Bob appears to weight community adoption metrics very heavily and is comfortable investing pre-revenue if usage signals are strong 5.

Portfolio

Company Stage Year Role Sector Status
PipeRoute Pre-seed 2021 Lead Developer Tools / CI/CD Series B
Deploybot Pre-seed 2023 Lead Developer Tools / Deployment Active
Stackmesh Pre-seed 2020 Co-lead Infrastructure / Service mesh Acquired (Datadog)
QueryForge Pre-seed 2024 Lead Data / SQL tooling Active
EnvLock Seed 2025 Lead DevOps / Secrets management Active

In Their Own Words

“I read the README before I read the deck. If the README doesn’t make me want to clone the repo and try it, I’m not sure the pitch will change my mind.” 3

“Community is not a vanity metric. If two thousand engineers voluntarily chose to adopt your tool over the weekend, that’s the strongest signal you can get at pre-seed.” – DevOpsDays SF 2025 4

“I’m looking for the tool that’s already being used in anger inside three companies before the founders have even decided to start a company around it.” 3

“The biggest risk in devtools investing is timing. Build too early and you’re educating the market on your dime. Build too late and the platform vendors have already shipped a good-enough version.” – KubeCon panel, 2025 6

What Founders Say

“Bob opened an issue on our GitHub repo three months before he reached out about investing. When he finally emailed, he already knew our codebase better than some of our own contributors.” – Li Wei, CEO of PipeRoute 7

“He doesn’t just understand the technology; he understands the developer go-to-market. Bob helped us design our freemium tier and pricing page based on patterns he’d seen work across the portfolio.” – Sarah Okonkwo, CEO of Deploybot 8

“Bob pushed back hard on our initial monetization plan, and he was right. We were going to gate features that should have been open-source. He convinced us to keep the core free and charge for the management plane instead.” – Yuki Tanaka, CTO of EnvLock 9

“Most investors ask about TAM. Bob asked about our contributor retention rate and time-to-first-PR for new contributors. That’s how you know he gets the open-source playbook.” – David Okafor, CEO of QueryForge 10

Sources


  1. Bob Jones, LinkedIn profile, accessed March 2026. https://linkedin.com/in/bobjonesvc 

  2. Acme Ventures website, “Team,” accessed March 2026. https://acmeventures.com/team/bob-jones 

  3. Bob Jones, personal blog, various posts 2022-2026. https://bobjones.dev/writing 

  4. Bob Jones, “The Platform Engineering Opportunity,” DevOpsDays SF, May 2025. 

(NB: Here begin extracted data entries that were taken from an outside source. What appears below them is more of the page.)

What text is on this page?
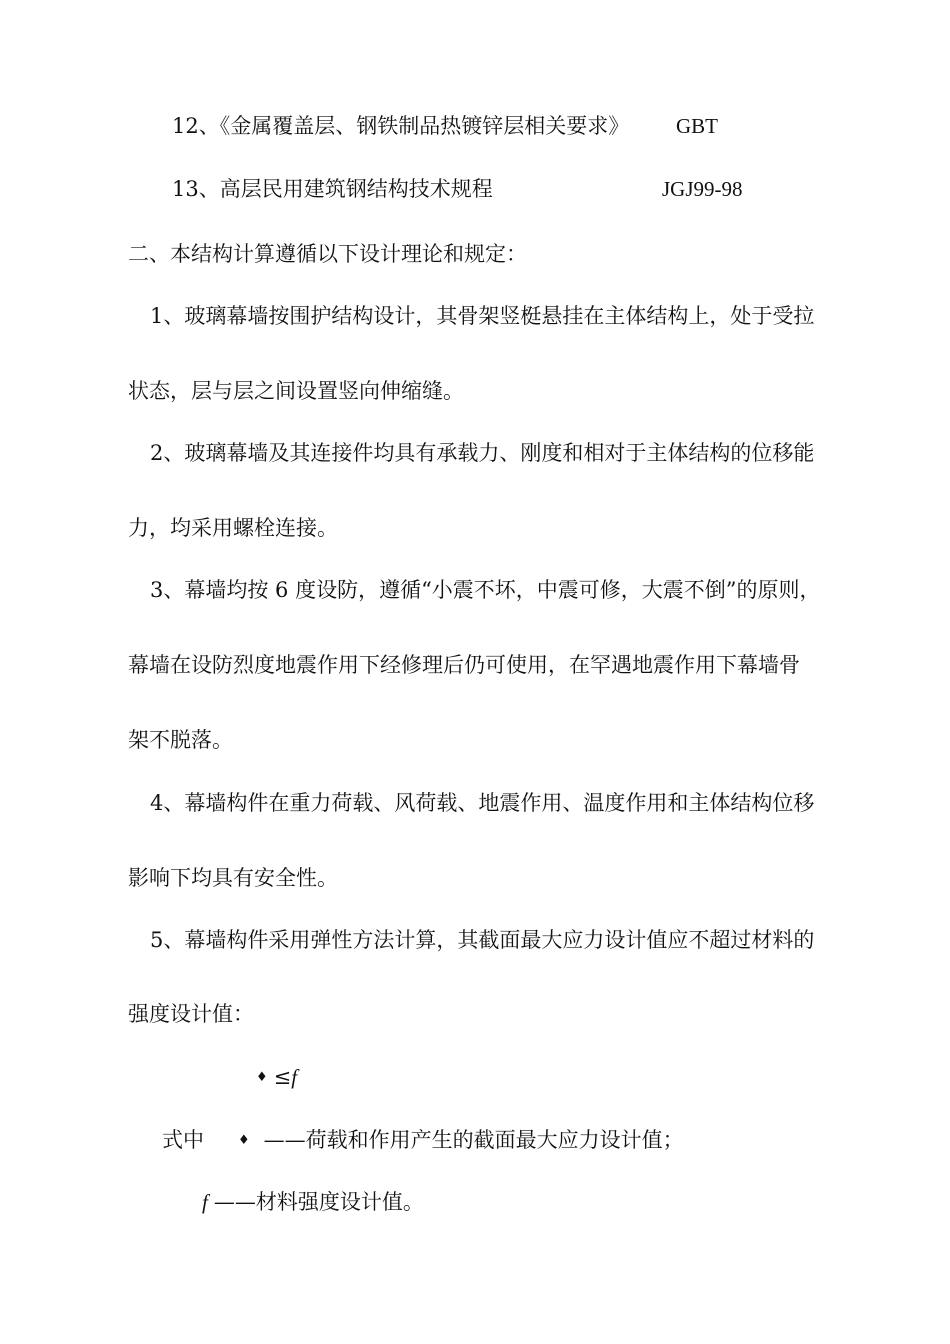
12、《金属覆盖层、钢铁制品热镀锌层相关要求》 GBT
13、高层民用建筑钢结构技术规程	JGJ99-98
二、本结构计算遵循以下设计理论和规定：
1、玻璃幕墙按围护结构设计，其骨架竖梃悬挂在主体结构上，处于受拉
状态，层与层之间设置竖向伸缩缝。
2、玻璃幕墙及其连接件均具有承载力、刚度和相对于主体结构的位移能
力，均采用螺栓连接。
3、幕墙均按 6 度设防，遵循“小震不坏，中震可修，大震不倒”的原则，
幕墙在设防烈度地震作用下经修理后仍可使用，在罕遇地震作用下幕墙骨
架不脱落。
4、幕墙构件在重力荷载、风荷载、地震作用、温度作用和主体结构位移
影响下均具有安全性。
5、幕墙构件采用弹性方法计算，其截面最大应力设计值应不超过材料的
强度设计值：
♦ ≤f
式中	♦ ——荷载和作用产生的截面最大应力设计值；
f ——材料强度设计值。
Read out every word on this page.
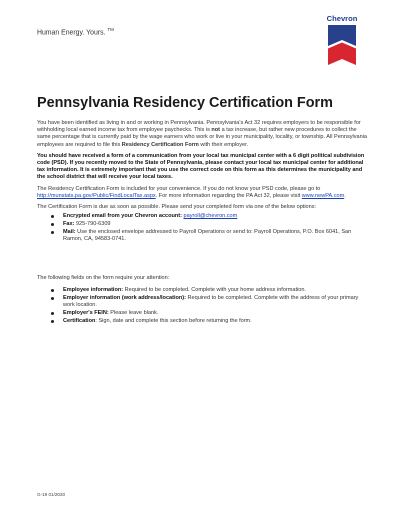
Human Energy. Yours. ™
Chevron
Pennsylvania Residency Certification Form

You have been identified as living in and or working in Pennsylvania. Pennsylvania's Act 32 requires employers to be responsible for withholding local earned income tax from employee paychecks. This is not a tax increase, but rather new procedures to collect the same percentage that is currently paid by the wage earners who work or live in your municipality, locality, or township. All Pennsylvania employees are required to file this Residency Certification Form with their employer.

You should have received a form of a communication from your local tax municipal center with a 6 digit political subdivision code (PSD). If you recently moved to the State of Pennsylvania, please contact your local tax municipal center for additional tax information. It is extremely important that you use the correct code on this form as this determines the municipality and the school district that will receive your local taxes.

The Residency Certification Form is included for your convenience. If you do not know your PSD code, please go to http://munstats.pa.gov/Public/FindLocalTax.aspx. For more information regarding the PA Act 32, please visit www.newPA.com.

The Certification Form is due as soon as possible. Please send your completed form via one of the below options:

Encrypted email from your Chevron account: payroll@chevron.com
Fax: 925-790-6309
Mail: Use the enclosed envelope addressed to Payroll Operations or send to: Payroll Operations, P.O. Box 6041, San Ramon, CA, 94583-0741.

The following fields on the form require your attention:

Employee information: Required to be completed. Complete with your home address information.
Employer information (work address/location): Required to be completed. Complete with the address of your primary work location.
Employer's FEIN: Please leave blank.
Certification: Sign, date and complete this section before returning the form.
G-19 01/2020
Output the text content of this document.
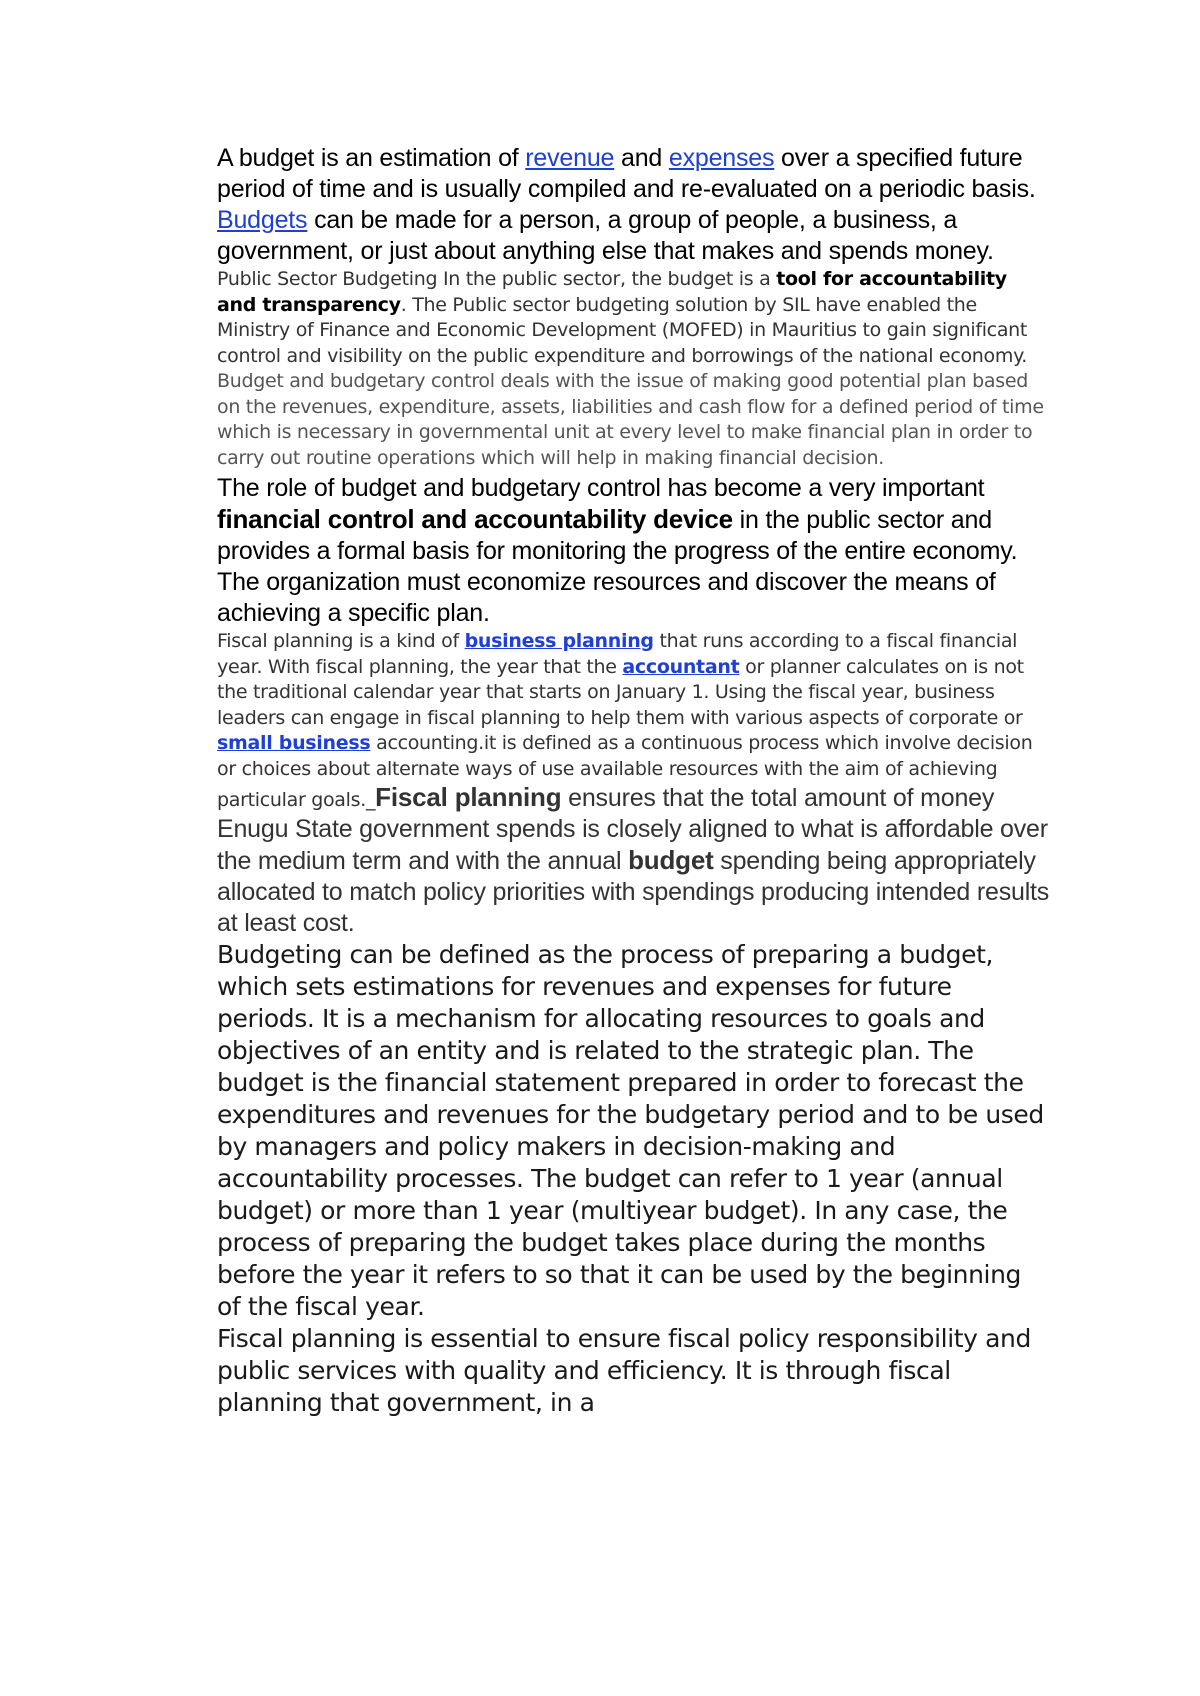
A budget is an estimation of revenue and expenses over a specified future period of time and is usually compiled and re-evaluated on a periodic basis. Budgets can be made for a person, a group of people, a business, a government, or just about anything else that makes and spends money.

Public Sector Budgeting In the public sector, the budget is a tool for accountability and transparency. The Public sector budgeting solution by SIL have enabled the Ministry of Finance and Economic Development (MOFED) in Mauritius to gain significant control and visibility on the public expenditure and borrowings of the national economy.

Budget and budgetary control deals with the issue of making good potential plan based on the revenues, expenditure, assets, liabilities and cash flow for a defined period of time which is necessary in governmental unit at every level to make financial plan in order to carry out routine operations which will help in making financial decision.

The role of budget and budgetary control has become a very important financial control and accountability device in the public sector and provides a formal basis for monitoring the progress of the entire economy. The organization must economize resources and discover the means of achieving a specific plan.

Fiscal planning is a kind of business planning that runs according to a fiscal financial year. With fiscal planning, the year that the accountant or planner calculates on is not the traditional calendar year that starts on January 1. Using the fiscal year, business leaders can engage in fiscal planning to help them with various aspects of corporate or small business accounting.it is defined as a continuous process which involve decision or choices about alternate ways of use available resources with the aim of achieving particular goals._Fiscal planning ensures that the total amount of money Enugu State government spends is closely aligned to what is affordable over the medium term and with the annual budget spending being appropriately allocated to match policy priorities with spendings producing intended results at least cost.

Budgeting can be defined as the process of preparing a budget, which sets estimations for revenues and expenses for future periods. It is a mechanism for allocating resources to goals and objectives of an entity and is related to the strategic plan. The budget is the financial statement prepared in order to forecast the expenditures and revenues for the budgetary period and to be used by managers and policy makers in decision-making and accountability processes. The budget can refer to 1 year (annual budget) or more than 1 year (multiyear budget). In any case, the process of preparing the budget takes place during the months before the year it refers to so that it can be used by the beginning of the fiscal year.

Fiscal planning is essential to ensure fiscal policy responsibility and public services with quality and efficiency. It is through fiscal planning that government, in a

  5. Analysis of Acme Ventures portfolio on Crunchbase, accessed March 2026. 

  6. Bob Jones, panelist at KubeCon North America, November 2025. 

  7. Li Wei, interview with The Pragmatic Engineer, January 2026. 

  8. Sarah Okonkwo, Acme Ventures founder survey response, February 2026. 

  9. Yuki Tanaka, quoted in “Secrets Management Startup EnvLock Raises $4M Seed,” VentureBeat, January 2026. 

  10. David Okafor, interview with DevTools FM podcast, Episode 67, December 2025.